Cynthia, 28 is also very confused about Collins. ”He wanted me to have a baby for him out of wedlock,” she says. According to the businesswoman, she could end up being a kept mistress. ”He wedded in the Catholic Church and he would not want a second marriage when he was not divorced from his wife. I know he loved her dearly and spoke glowingly about her whenever I asked him what would happen to us. He had been married for 12 years and the marriage had not produced a child. When I advised him on adoption, he disagreed and said he wanted his own children. Now, he had opened a wine shop for me in a choice area, he catered for my needs, my family members and I drive an exotic car about town. His gift for me whenever I have his first child would be mansion in a choice area in Abuja. Already, he had stopped the use of condoms but I am afraid. What if that woman killed me through voodoo? Though he said he would tell her about me, I know he dare not because he not only loved her, he also lived in fear of her because she made him who he is today. I am really confused,” she says.

Maybe the scariest of these stories is that of Barbara, 25 and a youth corps member. ”I am in love with a man who is 12 years older than me,” she starts. ”He loves me too and encourages me in my career. He has proposed to me but I am yet to give him an answer because he is married with two kids. His wife is also pleading with me to marry him but this confuses me the more. When I asked her why she wanted a second wife for her husband, she said she needed a mate to share the vast wealth with in her husband‘s life.

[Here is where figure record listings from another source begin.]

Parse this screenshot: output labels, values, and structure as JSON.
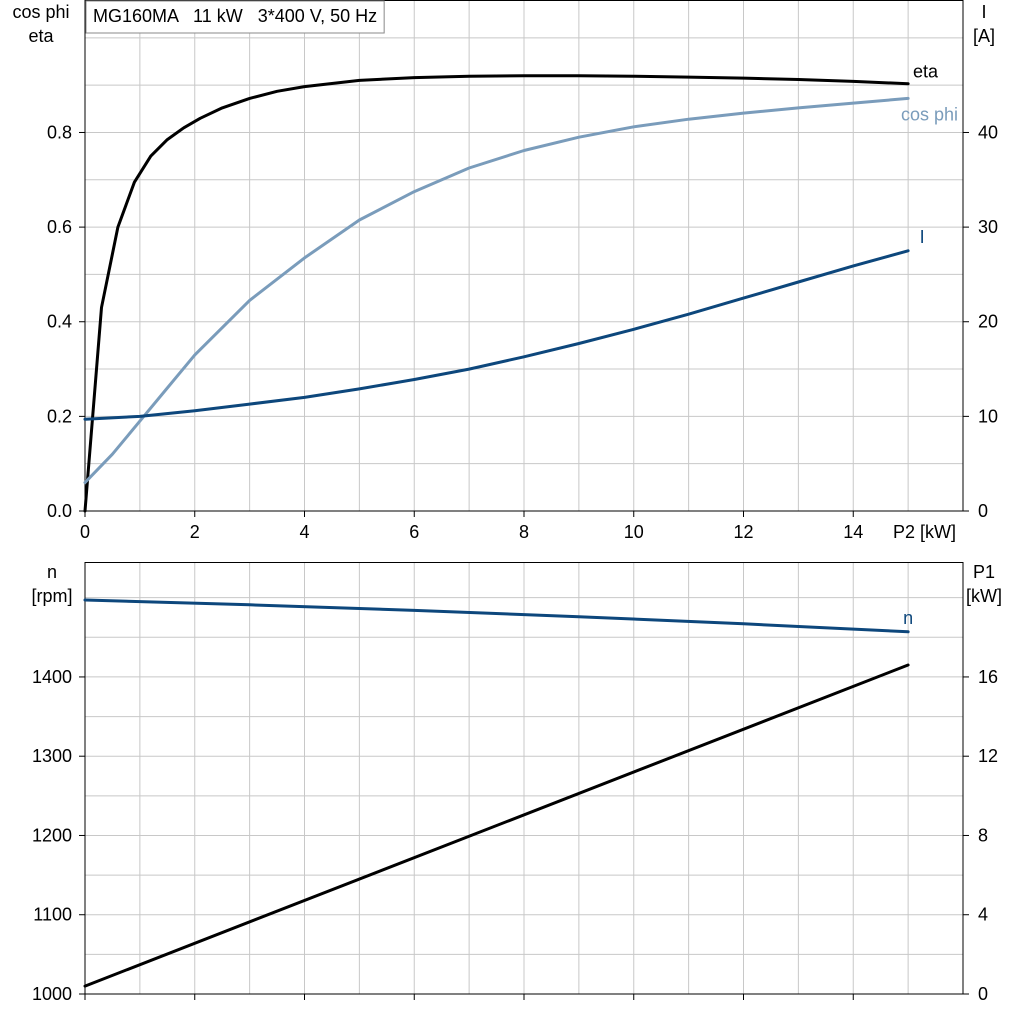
{
  "colors": {
    "background": "#ffffff",
    "grid": "#c8c8c8",
    "axis": "#000000",
    "eta": "#000000",
    "cos_phi": "#7a9cbb",
    "current": "#0d477c",
    "speed": "#0d477c",
    "p1": "#000000"
  },
  "chart_data": [
    {
      "type": "line",
      "title": "MG160MA   11 kW   3*400 V, 50 Hz",
      "xlabel": "P2 [kW]",
      "xlim": [
        0,
        16
      ],
      "xticks": [
        0,
        2,
        4,
        6,
        8,
        10,
        12,
        14
      ],
      "y_left": {
        "label_lines": [
          "cos phi",
          "eta"
        ],
        "lim": [
          0,
          1.08
        ],
        "ticks": [
          0.0,
          0.2,
          0.4,
          0.6,
          0.8
        ],
        "tick_labels": [
          "0.0",
          "0.2",
          "0.4",
          "0.6",
          "0.8"
        ]
      },
      "y_right": {
        "label_lines": [
          "I",
          "[A]"
        ],
        "lim": [
          0,
          54
        ],
        "ticks": [
          0,
          10,
          20,
          30,
          40
        ],
        "tick_labels": [
          "0",
          "10",
          "20",
          "30",
          "40"
        ]
      },
      "grid": true,
      "series": [
        {
          "name": "eta",
          "axis": "left",
          "color": "#000000",
          "points": [
            [
              0,
              0.0
            ],
            [
              0.3,
              0.43
            ],
            [
              0.6,
              0.6
            ],
            [
              0.9,
              0.695
            ],
            [
              1.2,
              0.75
            ],
            [
              1.5,
              0.785
            ],
            [
              1.8,
              0.81
            ],
            [
              2.1,
              0.83
            ],
            [
              2.5,
              0.852
            ],
            [
              3,
              0.872
            ],
            [
              3.5,
              0.887
            ],
            [
              4,
              0.897
            ],
            [
              5,
              0.91
            ],
            [
              6,
              0.916
            ],
            [
              7,
              0.919
            ],
            [
              8,
              0.92
            ],
            [
              9,
              0.92
            ],
            [
              10,
              0.919
            ],
            [
              11,
              0.917
            ],
            [
              12,
              0.915
            ],
            [
              13,
              0.912
            ],
            [
              14,
              0.908
            ],
            [
              15,
              0.903
            ]
          ]
        },
        {
          "name": "cos phi",
          "axis": "left",
          "color": "#7a9cbb",
          "points": [
            [
              0,
              0.06
            ],
            [
              0.5,
              0.12
            ],
            [
              1,
              0.19
            ],
            [
              1.5,
              0.26
            ],
            [
              2,
              0.33
            ],
            [
              3,
              0.445
            ],
            [
              4,
              0.535
            ],
            [
              5,
              0.615
            ],
            [
              6,
              0.675
            ],
            [
              7,
              0.725
            ],
            [
              8,
              0.762
            ],
            [
              9,
              0.79
            ],
            [
              10,
              0.812
            ],
            [
              11,
              0.828
            ],
            [
              12,
              0.841
            ],
            [
              13,
              0.852
            ],
            [
              14,
              0.862
            ],
            [
              15,
              0.872
            ]
          ]
        },
        {
          "name": "I",
          "axis": "right",
          "color": "#0d477c",
          "points": [
            [
              0,
              9.7
            ],
            [
              1,
              10.0
            ],
            [
              2,
              10.6
            ],
            [
              3,
              11.3
            ],
            [
              4,
              12.0
            ],
            [
              5,
              12.9
            ],
            [
              6,
              13.9
            ],
            [
              7,
              15.0
            ],
            [
              8,
              16.3
            ],
            [
              9,
              17.7
            ],
            [
              10,
              19.2
            ],
            [
              11,
              20.8
            ],
            [
              12,
              22.5
            ],
            [
              13,
              24.2
            ],
            [
              14,
              25.9
            ],
            [
              15,
              27.5
            ]
          ]
        }
      ],
      "legend": "labels at line ends (right)"
    },
    {
      "type": "line",
      "xlim": [
        0,
        16
      ],
      "xticks": [
        0,
        2,
        4,
        6,
        8,
        10,
        12,
        14
      ],
      "y_left": {
        "label_lines": [
          "n",
          "[rpm]"
        ],
        "lim": [
          1000,
          1545
        ],
        "ticks": [
          1000,
          1100,
          1200,
          1300,
          1400
        ],
        "tick_labels": [
          "1000",
          "1100",
          "1200",
          "1300",
          "1400"
        ]
      },
      "y_right": {
        "label_lines": [
          "P1",
          "[kW]"
        ],
        "lim": [
          0,
          21.8
        ],
        "ticks": [
          0,
          4,
          8,
          12,
          16
        ],
        "tick_labels": [
          "0",
          "4",
          "8",
          "12",
          "16"
        ]
      },
      "grid": true,
      "series": [
        {
          "name": "n",
          "axis": "left",
          "color": "#0d477c",
          "points": [
            [
              0,
              1497
            ],
            [
              3,
              1491
            ],
            [
              6,
              1484
            ],
            [
              9,
              1476
            ],
            [
              12,
              1467
            ],
            [
              15,
              1457
            ]
          ]
        },
        {
          "axis": "right",
          "color": "#000000",
          "points": [
            [
              0,
              0.4
            ],
            [
              15,
              16.6
            ]
          ]
        }
      ],
      "legend": "labels at line ends (right)"
    }
  ]
}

”I thought both of them were joking until the man revealed that he needed a male child from me. I had humorously revealed to him that my mother had seven sons and me. Then all of my sisters have sons and no daughters. For a male child, he had promised me a car, a house and would set me up in a viable business. I am really afraid because I am dating Paschal, a young man working in the civil service. Already, Paschal had proposed to me and we had arranged to get married after my service. But this older man is richer, more caring and hardly quarrels with me. I am so confused because Paschal could commit suicide if I dare jilt him. What do I do?”